Easton was removed from ECMO, and his oxygen levels held. The system had done its job; the few days Easton’s lungs had to rest were enough to allow them to sufficiently move oxygenated blood through his body. Tabbitha says she and the family “spoke life” — and Easton heard them. 

'There was no time.’ 

But there was a complication. Shortly after being removed from ECMO, Jacob noticed Easton’s abdomen was swelling. Air had become trapped in his small intestine, a condition called pneumatosis intestinalis (PI). Studeny and his team were caught off guard, as PI more commonly occurs in older children with compromised immune systems. Easton’s oxygen levels were good, he didn’t have any signs or symptoms of the infection that usually precedes the telltale abdominal swelling.  

The PICU team had to act quickly to relieve the pressure. Informed that Easton was quickly deteriorating, pediatric surgeon Danielle Walsh, M.D., went straight to his room, reviewing his X-rays on her phone on the way. She knew the situation was dire and called to have the operating room prepped and ready for emergency surgery.  

But when she saw Easton, she made a quick decision — his condition was so dire that there was not even time to transport him to an OR. Walsh had to perform the necessary lifesaving procedure right there in Easton’s room.  

“He was arresting,” said Walsh. “He was blue because his belly was so tight that his lungs couldn’t expand. A decision was made to immediately open his belly at the bedside. Mom was as calm as any mom could be under those circumstances.”

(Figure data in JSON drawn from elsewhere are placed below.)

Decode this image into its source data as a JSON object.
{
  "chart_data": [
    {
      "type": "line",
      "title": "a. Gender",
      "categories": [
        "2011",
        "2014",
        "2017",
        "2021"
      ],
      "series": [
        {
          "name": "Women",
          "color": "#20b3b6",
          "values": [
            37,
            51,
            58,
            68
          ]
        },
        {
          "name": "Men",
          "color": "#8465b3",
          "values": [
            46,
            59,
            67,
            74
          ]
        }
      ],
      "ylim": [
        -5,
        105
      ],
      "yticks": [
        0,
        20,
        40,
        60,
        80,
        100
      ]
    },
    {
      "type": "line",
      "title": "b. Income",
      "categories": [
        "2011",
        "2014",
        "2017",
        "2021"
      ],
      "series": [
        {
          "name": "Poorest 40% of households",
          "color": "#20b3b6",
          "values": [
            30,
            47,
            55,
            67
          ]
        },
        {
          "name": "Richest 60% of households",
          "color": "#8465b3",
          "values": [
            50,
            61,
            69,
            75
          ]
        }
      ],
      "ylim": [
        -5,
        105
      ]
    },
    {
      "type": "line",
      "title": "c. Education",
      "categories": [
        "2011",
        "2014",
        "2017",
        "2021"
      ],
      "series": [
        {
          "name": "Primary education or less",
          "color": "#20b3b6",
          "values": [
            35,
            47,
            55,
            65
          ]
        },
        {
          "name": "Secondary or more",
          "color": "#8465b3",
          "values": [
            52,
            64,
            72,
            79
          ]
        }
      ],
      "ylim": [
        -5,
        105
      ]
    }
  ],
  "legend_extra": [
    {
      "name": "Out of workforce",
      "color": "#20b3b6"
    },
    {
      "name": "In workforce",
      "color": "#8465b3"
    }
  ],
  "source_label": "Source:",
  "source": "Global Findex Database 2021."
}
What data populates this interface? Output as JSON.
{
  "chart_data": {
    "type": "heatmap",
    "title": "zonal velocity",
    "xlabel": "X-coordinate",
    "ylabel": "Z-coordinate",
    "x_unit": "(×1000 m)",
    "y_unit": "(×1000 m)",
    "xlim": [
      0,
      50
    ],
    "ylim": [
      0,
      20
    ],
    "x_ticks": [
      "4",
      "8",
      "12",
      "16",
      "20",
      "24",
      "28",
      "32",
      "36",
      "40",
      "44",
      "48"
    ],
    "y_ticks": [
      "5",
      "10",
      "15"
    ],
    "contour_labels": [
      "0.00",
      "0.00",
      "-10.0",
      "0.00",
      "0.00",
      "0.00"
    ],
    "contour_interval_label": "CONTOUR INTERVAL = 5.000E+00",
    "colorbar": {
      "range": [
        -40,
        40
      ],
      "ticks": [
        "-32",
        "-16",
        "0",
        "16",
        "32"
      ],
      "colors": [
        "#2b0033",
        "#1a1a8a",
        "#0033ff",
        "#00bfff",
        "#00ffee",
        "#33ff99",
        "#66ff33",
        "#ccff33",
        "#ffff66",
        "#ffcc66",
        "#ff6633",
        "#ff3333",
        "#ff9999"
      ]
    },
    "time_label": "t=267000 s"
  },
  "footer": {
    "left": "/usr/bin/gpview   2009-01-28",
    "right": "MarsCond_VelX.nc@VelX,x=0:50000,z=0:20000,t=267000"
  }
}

Within two minutes, the PICU nurses gathered the basic supplies Walsh needed to do the surgery right there in Easton’s room.   

As we rapidly opened him to relieve the belly pressure, the whole team was in sync and describing what was needed and what was happening,” said Walsh.   

Within 30 seconds of opening, his oxygen levels began to rise. After three minutes, he was pink and stabilizing. Ten minutes after that, Easton could safely be moved to the operating room for the surgery to remove portions of the bowel that contributed to the PI.  

Easton showed his determination to live once again and continued improving over serial procedures until we could put his intestines back together and close the belly wall over it,” said Walsh.   

Emergency measures of this nature are rare; in his pediatric critical care career, Studeny can recall fewer than five such instances. 

The long road home 

After the surgery, Easton slowly recovered. He left the PICU for the progressive care unit, before being discharged to Cincinnati Children’s Hospital Medical Center for additional rehabilitation. After one or two more twists on his road to recovery, he was home for good in early April, four months after being admitted. 

While Tabbitha and Jacob were thrilled to have Easton home, they noticed some changes. Easton’s Dravet came with some developmental delays, but he seemed to regress in some of his abilities. He no longer chased after chickens. In fact, he didn’t seem to care whether he was inside or outside. 

Studeny suspects post-intensive care syndrome, an assortment of physical, emotional and mental symptoms that persist after a long ICU stay. The syndrome is well documented in adults, but only recently has been studied in children. Easton is in therapy four days a week regaining his physical and occupational skills. 

A year after his ordeal, Easton continues to make strides in his recovery. Aside from one overnight stay at KCH, he hasn’t had any major medical scares or spent a holiday in the hospital. Studeny attributes Easton’s recovery to the extraordinary teamwork of nurses, respiratory therapists, physical and occupational therapists. But the real heroes, he says, are Easton’s strong, loving family. 

“To see the amount of support he had, the strength they showed through it all when he was at his worst, it was just incredible,” Studeny said. “He’s lucky to have them. It was an honor they let us take care of him.”